Our approach is to define transactional isolation in terms of additional tables, managed themselves within the polystore, and generic queries that can be mapped to a common query engine layer and multiple datastores. This takes advantage of query optimization to achieve the optimal execution plan for each particular polystore configuration. In fact, a preliminary experiment shows that the overhead of transactional isolation is comparable to what has been measured in traditional SQL systems [20].

An interesting outcome of this experiment regards the feasibility of the proposed approach: To what extent keeping updated versions in a separate table can be reconciled with full use of the interface of each datastore? Namely, can a native query for some datastore always be modified to account for such versions? In our experiment, this is very easy to do with a key-value store such as Cassandra, where obsolete versions returned from the datastore can easily be replaced by the correct versions from the cache. Our experience with MongoDB is different: We cannot easily patch the result from a native query, which can be an arbitrarily complex “aggregation pipeline.” On the other hand, this makes MongoDB expressive enough that the query can be modified to the reconstruction by itself. We postulate that this might be generally true: Whenever the native query engine is complex enough to make it hard to patch the result, it should be expressive enough to be itself used for reconstruction.

The main threat to the validity of our experiment is that we omit the write path. We expect to approach this by defining how updates on a view should be translated to changes in the cache table, which can be implemented, for example, using instead of triggers or rules [4]. This possibility is limited by known bounds on updatable views as the reverse mapping may not always exist [13] and the challenges of translating an update u to a view V into a set of updates U to the underlying data D, namely [15, 16]. Additionally, we have to consider multiple data models and, in the CloudMdsQL, the effect of ad-hoc views, for which we can resort to bi-directional transformations, with weaker guarantees on update properties [11, 25]. Finally, we have to coordinate the recovery of heterogeneous multi-statement transactions with the various guarantees of individual datastores.

We can thus identify several lessons learned and outstanding challenges for transactional polystores:

Optimization and DBA are Needed. We have shown that structuring snapshot reconstruction as a data processing problem allows optimization (different plans are optimal in different conditions) and provides an opportunity for a DBA to intervene.

Useful for Different Datastores. Datastores with a more complex QE make it harder to store changes and reconstruct the snapshot outside (e.g. MongoDB) than simple key-value stores, but on the other hand, they make it easier to use their own QE for reconstruction, which makes the approach feasible across a large spectrum of datastores.

Datastore Interfaces Matter. It is highly relevant that the data-store language is amenable to processing and manipulation, without having to rewrite the parser. For instance, MongoDB’s aggregation pipeline is much easier to handle than the SQL-like language in Cassandra.

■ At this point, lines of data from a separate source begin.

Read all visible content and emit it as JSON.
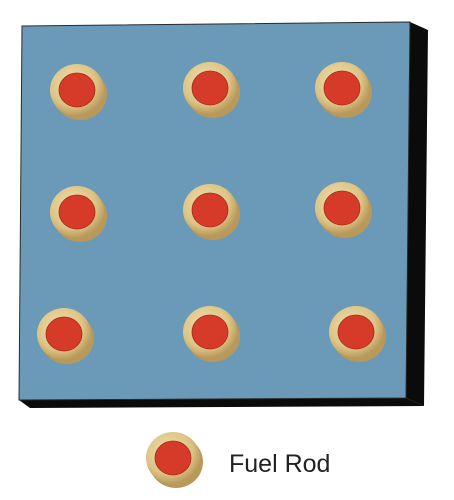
{
  "diagram": {
    "grid": {
      "rows": 3,
      "cols": 3
    },
    "legend": {
      "label": "Fuel Rod"
    },
    "colors": {
      "moderator": "#6b9ab8",
      "moderator_border": "#2a2a2a",
      "shadow": "#0b0b0b",
      "cladding": "#e0c98a",
      "cladding_shade": "#b8995a",
      "fuel": "#d63a28"
    }
  }
}
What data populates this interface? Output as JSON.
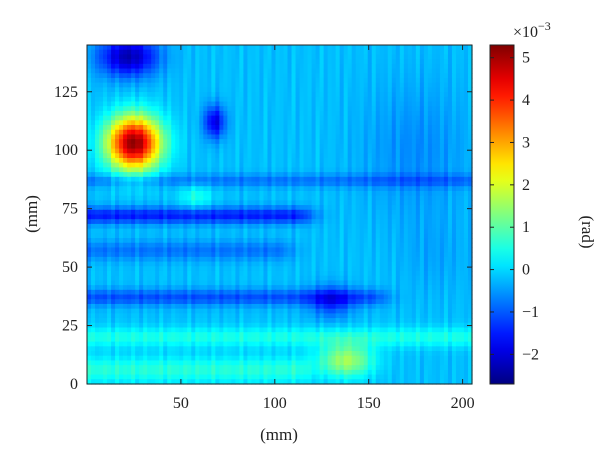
{
  "chart_data": {
    "type": "heatmap",
    "xlabel": "(mm)",
    "ylabel": "(mm)",
    "xlim": [
      0,
      205
    ],
    "ylim": [
      0,
      145
    ],
    "xticks": [
      50,
      100,
      150,
      200
    ],
    "yticks": [
      0,
      25,
      50,
      75,
      100,
      125
    ],
    "colorbar": {
      "label": "(rad)",
      "multiplier": "×10",
      "exponent": "−3",
      "range": [
        -2.7,
        5.3
      ],
      "ticks": [
        -2,
        -1,
        0,
        1,
        2,
        3,
        4,
        5
      ],
      "tick_labels": [
        "−2",
        "−1",
        "0",
        "1",
        "2",
        "3",
        "4",
        "5"
      ],
      "colormap": "jet"
    },
    "baseline_value": -0.2,
    "features": [
      {
        "kind": "blob",
        "x": 25,
        "y": 103,
        "sx": 10,
        "sy": 8,
        "value": 5.2
      },
      {
        "kind": "blob",
        "x": 22,
        "y": 140,
        "sx": 11,
        "sy": 6,
        "value": -2.3
      },
      {
        "kind": "blob",
        "x": 68,
        "y": 112,
        "sx": 4,
        "sy": 5,
        "value": -1.9
      },
      {
        "kind": "blob",
        "x": 138,
        "y": 10,
        "sx": 10,
        "sy": 5,
        "value": 1.6
      },
      {
        "kind": "blob",
        "x": 58,
        "y": 80,
        "sx": 6,
        "sy": 4,
        "value": 0.5
      },
      {
        "kind": "blob",
        "x": 130,
        "y": 35,
        "sx": 8,
        "sy": 5,
        "value": -1.2
      },
      {
        "kind": "blob",
        "x": 175,
        "y": 100,
        "sx": 20,
        "sy": 20,
        "value": -0.6
      },
      {
        "kind": "blob",
        "x": 185,
        "y": 55,
        "sx": 12,
        "sy": 12,
        "value": -0.4
      },
      {
        "kind": "band",
        "y": 72,
        "x0": 0,
        "x1": 110,
        "sy": 2.5,
        "value": -1.5
      },
      {
        "kind": "band",
        "y": 37,
        "x0": 0,
        "x1": 150,
        "sy": 2.5,
        "value": -1.1
      },
      {
        "kind": "band",
        "y": 57,
        "x0": 0,
        "x1": 100,
        "sy": 3,
        "value": -0.8
      },
      {
        "kind": "band",
        "y": 87,
        "x0": 0,
        "x1": 205,
        "sy": 2,
        "value": -0.8
      },
      {
        "kind": "band",
        "y": 20,
        "x0": 0,
        "x1": 205,
        "sy": 3,
        "value": 0.5
      },
      {
        "kind": "band",
        "y": 6,
        "x0": 0,
        "x1": 110,
        "sy": 4,
        "value": 0.6
      }
    ]
  }
}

It is thus a challenge to achieve this and still be user-friendly for writing native queries.

Various Isolation Criteria are Possible. Polystores are inherently distributed and likely make strict snapshot isolation problematic. Moreover, it is likely that the “one size does not fit all” motto is also true in terms of isolation level. A possible alternative is a relaxed criterion such as TOPSI [18].

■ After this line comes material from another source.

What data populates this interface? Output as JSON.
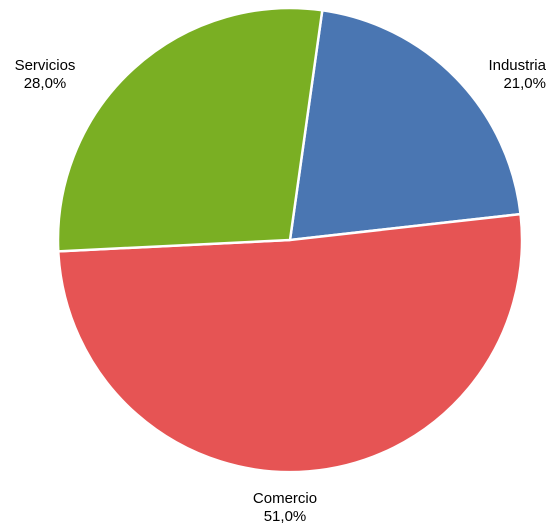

Update Processing is an Open Problem. Updates issued at the common QE level are issued on views. This means that they have to be translated back to the original data model for the underlying datastore.

Interaction with Native Readers and Writers is an Open Problem. Our proposal provides transactional isolation when all readers and writers access datastores through the common query engine. A consistent view of a prefix of updates to native readers should also be possible by judiciously scheduling checkpointing operations. It is unclear, however, if it is possible to do the reverse: Allowing native clients to update datastores without disturbing isolation.